エシカル消費の定義は一般社団法人エシカル協会 によると「『人と社会、地球環境、地域のことを考慮して作られたモノ』を購入・消費する」ことがエシカル消費だそうです。

スターバックスが取り組んでいるような取り組みは現在企業の一つの指針として注目されています。また国連が掲げているSDGs(持続可能な開発目標)にもその考え方が入っています。そのエシカルは今徐々に裾野を広げ、世界中に浸透しつつあります。シンプルライフを目指される方やミニマリストの方などは先立って取り入れられている方も多いはず。

私たち一人一人がエシカル消費に関心を持つこともこれからの地球で暮らす私たちに求められていることでもありますよね。

まとめ

今回はスターバックスの「99」キャンペーンからエシカル(倫理的な)について触れて見ました。

スターバックスだけでなくエシカルな取り組みは大企業を中心に取り組まれています。

それはとても嬉しいことですね。

そうは言っても物事には表と裏がありますので不都合な真実もあるでしょう。

しかし一人一人が「そうだよね」って気持ちが根付いて行けば世界もいい方向に変わっていくと思います。

そしてスターバックスの「99」の取り組みで何よりすごいと感じたのがこのキャンペーンが実は社外へのPR以上にスタッフ教育になっているということです。

会社は「倫理的な調達をしている」それにはこういった意味があることをスタッフが意識し、理解しなければメッセンジャーは生まれない。
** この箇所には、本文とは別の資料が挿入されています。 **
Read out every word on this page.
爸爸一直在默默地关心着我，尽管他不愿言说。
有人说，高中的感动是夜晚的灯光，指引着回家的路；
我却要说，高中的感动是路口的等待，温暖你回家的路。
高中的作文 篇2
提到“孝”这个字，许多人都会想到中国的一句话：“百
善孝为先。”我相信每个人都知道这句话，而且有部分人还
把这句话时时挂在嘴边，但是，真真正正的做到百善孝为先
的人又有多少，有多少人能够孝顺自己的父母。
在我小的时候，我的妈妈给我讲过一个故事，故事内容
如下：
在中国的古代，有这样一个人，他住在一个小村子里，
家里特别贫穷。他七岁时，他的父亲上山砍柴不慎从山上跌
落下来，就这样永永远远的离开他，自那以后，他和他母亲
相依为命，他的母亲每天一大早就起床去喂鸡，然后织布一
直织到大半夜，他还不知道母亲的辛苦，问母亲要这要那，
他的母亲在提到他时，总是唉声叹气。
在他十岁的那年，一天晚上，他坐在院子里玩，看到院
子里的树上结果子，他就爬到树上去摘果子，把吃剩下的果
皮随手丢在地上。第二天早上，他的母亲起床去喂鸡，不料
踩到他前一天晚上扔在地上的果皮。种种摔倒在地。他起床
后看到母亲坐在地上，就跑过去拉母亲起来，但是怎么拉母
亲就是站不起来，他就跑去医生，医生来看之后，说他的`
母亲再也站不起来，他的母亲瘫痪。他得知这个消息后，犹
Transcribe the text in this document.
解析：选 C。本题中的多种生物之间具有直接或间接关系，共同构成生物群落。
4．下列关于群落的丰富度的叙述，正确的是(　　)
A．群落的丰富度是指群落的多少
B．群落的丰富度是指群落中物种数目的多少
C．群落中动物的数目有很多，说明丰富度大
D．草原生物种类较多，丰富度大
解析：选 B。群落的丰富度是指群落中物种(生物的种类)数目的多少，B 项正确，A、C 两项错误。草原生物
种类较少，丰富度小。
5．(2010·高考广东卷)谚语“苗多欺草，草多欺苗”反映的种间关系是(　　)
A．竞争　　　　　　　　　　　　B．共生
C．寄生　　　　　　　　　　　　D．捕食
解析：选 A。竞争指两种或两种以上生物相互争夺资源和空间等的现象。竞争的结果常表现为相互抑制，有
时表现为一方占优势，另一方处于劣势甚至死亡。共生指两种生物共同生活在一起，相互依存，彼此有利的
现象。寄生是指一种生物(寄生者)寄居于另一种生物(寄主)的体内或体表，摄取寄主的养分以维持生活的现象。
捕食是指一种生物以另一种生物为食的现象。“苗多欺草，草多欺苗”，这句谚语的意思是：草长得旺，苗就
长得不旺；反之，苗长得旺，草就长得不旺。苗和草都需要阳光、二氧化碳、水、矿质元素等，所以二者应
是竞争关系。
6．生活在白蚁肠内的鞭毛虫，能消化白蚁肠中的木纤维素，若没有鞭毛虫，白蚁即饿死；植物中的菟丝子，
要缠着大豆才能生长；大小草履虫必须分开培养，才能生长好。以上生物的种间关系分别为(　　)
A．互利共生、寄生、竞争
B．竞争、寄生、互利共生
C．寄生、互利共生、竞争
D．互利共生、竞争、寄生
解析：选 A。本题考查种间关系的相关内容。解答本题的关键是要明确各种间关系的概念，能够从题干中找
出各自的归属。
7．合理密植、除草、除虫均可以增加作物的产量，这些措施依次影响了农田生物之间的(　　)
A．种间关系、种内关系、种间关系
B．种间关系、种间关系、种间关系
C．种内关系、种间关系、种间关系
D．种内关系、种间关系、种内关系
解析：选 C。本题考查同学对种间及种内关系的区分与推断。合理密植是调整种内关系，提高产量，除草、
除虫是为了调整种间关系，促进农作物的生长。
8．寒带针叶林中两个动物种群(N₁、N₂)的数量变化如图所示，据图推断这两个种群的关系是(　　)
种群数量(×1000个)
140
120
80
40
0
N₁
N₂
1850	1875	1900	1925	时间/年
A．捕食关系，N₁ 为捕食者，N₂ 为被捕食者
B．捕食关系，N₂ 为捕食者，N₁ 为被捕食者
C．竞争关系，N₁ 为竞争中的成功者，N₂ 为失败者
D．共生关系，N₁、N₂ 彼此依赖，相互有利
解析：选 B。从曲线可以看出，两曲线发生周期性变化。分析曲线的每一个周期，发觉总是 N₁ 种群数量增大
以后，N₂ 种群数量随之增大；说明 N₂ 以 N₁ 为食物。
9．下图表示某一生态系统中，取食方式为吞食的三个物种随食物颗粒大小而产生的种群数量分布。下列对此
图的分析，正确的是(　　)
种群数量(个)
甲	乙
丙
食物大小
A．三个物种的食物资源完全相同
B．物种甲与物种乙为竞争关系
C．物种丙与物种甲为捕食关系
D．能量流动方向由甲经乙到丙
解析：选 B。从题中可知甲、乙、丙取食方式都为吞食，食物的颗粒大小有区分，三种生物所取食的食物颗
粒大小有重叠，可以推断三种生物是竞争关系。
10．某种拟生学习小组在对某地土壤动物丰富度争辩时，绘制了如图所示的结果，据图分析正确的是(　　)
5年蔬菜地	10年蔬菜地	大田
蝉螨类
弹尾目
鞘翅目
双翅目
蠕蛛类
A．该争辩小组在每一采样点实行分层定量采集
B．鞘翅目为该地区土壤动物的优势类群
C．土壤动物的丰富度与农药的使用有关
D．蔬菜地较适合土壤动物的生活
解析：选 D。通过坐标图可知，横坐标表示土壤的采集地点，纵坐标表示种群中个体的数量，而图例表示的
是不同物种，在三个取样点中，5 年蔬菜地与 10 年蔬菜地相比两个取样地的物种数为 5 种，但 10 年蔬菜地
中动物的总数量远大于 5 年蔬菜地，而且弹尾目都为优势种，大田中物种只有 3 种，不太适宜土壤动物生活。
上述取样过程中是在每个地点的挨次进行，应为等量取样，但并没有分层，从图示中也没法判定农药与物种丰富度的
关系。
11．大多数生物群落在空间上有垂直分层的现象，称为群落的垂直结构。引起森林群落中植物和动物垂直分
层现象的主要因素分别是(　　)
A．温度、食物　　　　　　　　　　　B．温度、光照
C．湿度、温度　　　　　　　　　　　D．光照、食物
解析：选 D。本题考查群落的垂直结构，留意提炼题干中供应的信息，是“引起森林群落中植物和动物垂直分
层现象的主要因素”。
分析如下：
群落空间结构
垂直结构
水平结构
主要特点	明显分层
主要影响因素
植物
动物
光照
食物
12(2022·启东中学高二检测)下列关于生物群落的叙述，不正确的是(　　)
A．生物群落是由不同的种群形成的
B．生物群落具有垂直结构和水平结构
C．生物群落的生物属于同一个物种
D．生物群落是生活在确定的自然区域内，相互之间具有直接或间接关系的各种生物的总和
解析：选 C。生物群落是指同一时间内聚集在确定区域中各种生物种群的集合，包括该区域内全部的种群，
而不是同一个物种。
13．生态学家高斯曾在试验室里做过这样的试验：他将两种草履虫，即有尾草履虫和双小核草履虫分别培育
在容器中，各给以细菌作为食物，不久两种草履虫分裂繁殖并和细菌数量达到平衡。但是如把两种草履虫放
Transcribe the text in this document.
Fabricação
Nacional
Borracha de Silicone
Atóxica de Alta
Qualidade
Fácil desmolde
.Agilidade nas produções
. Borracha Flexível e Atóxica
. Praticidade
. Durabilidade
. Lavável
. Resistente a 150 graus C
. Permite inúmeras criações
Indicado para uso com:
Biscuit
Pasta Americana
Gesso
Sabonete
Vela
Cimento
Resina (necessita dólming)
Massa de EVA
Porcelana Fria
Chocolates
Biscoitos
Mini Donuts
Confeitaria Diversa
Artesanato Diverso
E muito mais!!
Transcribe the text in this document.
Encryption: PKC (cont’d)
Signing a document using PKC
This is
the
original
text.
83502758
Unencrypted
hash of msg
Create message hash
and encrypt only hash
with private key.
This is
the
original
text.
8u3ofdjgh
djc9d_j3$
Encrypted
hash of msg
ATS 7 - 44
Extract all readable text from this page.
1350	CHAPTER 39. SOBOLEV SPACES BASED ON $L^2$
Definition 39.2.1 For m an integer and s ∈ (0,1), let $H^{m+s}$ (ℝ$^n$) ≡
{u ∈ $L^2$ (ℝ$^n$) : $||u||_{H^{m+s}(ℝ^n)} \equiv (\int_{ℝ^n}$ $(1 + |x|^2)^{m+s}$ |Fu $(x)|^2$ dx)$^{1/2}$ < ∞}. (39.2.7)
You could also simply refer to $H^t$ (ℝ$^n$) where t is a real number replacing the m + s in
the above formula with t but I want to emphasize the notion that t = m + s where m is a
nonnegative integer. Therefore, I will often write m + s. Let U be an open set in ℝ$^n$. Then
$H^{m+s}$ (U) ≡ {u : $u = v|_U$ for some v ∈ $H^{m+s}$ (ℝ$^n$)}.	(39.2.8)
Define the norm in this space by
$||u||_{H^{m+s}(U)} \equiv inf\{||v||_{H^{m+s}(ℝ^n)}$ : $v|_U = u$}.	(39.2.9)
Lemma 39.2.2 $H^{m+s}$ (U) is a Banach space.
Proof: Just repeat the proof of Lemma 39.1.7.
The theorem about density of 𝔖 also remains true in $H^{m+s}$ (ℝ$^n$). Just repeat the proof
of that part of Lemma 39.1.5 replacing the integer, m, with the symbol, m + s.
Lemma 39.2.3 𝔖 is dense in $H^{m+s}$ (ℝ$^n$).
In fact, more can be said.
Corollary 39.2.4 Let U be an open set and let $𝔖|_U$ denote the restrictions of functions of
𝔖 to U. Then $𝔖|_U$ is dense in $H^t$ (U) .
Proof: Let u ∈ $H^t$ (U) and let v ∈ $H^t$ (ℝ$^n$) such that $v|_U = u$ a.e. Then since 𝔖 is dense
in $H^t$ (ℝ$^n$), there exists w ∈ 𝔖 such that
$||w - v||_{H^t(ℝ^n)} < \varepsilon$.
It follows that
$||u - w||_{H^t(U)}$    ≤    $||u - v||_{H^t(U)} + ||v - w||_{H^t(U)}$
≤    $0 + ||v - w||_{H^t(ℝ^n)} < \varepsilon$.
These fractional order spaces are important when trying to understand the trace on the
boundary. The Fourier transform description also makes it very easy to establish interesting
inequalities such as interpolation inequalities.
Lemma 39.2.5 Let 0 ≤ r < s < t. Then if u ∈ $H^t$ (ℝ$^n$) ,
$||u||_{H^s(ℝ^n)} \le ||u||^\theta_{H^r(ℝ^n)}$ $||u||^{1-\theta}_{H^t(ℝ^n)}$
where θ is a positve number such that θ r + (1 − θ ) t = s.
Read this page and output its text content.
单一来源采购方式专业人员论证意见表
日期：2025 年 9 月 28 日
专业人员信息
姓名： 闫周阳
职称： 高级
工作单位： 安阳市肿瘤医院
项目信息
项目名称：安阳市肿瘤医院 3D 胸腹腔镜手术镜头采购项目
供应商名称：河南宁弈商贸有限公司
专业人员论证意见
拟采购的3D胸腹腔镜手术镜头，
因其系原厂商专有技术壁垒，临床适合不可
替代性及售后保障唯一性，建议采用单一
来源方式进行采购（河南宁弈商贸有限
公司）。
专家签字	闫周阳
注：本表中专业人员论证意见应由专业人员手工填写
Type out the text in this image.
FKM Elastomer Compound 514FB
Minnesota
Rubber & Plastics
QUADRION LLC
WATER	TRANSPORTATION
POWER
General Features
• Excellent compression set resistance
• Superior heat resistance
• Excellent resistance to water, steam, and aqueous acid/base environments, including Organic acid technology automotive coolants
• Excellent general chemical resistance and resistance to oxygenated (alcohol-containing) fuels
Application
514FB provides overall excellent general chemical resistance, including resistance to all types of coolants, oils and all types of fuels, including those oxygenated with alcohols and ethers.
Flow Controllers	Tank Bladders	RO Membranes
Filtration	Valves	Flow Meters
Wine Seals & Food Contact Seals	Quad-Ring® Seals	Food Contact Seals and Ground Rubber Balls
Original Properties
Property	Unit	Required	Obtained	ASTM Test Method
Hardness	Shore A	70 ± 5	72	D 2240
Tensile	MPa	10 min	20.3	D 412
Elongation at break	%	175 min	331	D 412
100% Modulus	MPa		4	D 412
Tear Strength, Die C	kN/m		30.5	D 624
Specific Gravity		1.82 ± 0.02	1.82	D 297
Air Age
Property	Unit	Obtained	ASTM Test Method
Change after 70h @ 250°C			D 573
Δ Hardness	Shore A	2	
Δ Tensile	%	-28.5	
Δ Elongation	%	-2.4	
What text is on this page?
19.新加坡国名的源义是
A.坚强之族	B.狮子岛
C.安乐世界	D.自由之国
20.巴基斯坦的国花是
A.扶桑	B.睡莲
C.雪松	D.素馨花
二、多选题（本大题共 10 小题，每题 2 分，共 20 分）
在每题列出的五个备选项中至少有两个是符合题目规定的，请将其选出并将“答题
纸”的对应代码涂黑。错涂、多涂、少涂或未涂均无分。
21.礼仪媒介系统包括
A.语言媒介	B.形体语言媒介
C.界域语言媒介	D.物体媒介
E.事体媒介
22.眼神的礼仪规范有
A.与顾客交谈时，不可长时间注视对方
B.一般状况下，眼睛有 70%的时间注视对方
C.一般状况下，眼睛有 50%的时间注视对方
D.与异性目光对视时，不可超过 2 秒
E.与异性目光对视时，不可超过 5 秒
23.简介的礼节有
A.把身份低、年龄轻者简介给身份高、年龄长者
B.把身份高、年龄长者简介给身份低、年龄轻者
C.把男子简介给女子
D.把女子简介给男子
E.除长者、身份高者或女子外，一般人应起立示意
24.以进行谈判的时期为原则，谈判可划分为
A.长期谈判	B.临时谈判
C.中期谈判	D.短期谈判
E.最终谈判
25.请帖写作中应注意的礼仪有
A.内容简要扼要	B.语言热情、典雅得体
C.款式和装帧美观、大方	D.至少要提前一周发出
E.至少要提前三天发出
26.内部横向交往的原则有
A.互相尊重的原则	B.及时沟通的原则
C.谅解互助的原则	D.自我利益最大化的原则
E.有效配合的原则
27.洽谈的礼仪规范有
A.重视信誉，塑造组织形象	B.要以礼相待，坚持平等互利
たった一日のキャンペーンかもしれませんがそのためにその意味をスタッフに伝えることでスタッフと会社、社会、お客様とのエンゲージメントが高まる仕組みがスターバックスにはあるんですね。

そんなスターバックスの仕組みが人気を支えているのだと感じました。

本日もお読み頂きましてありがとうございました。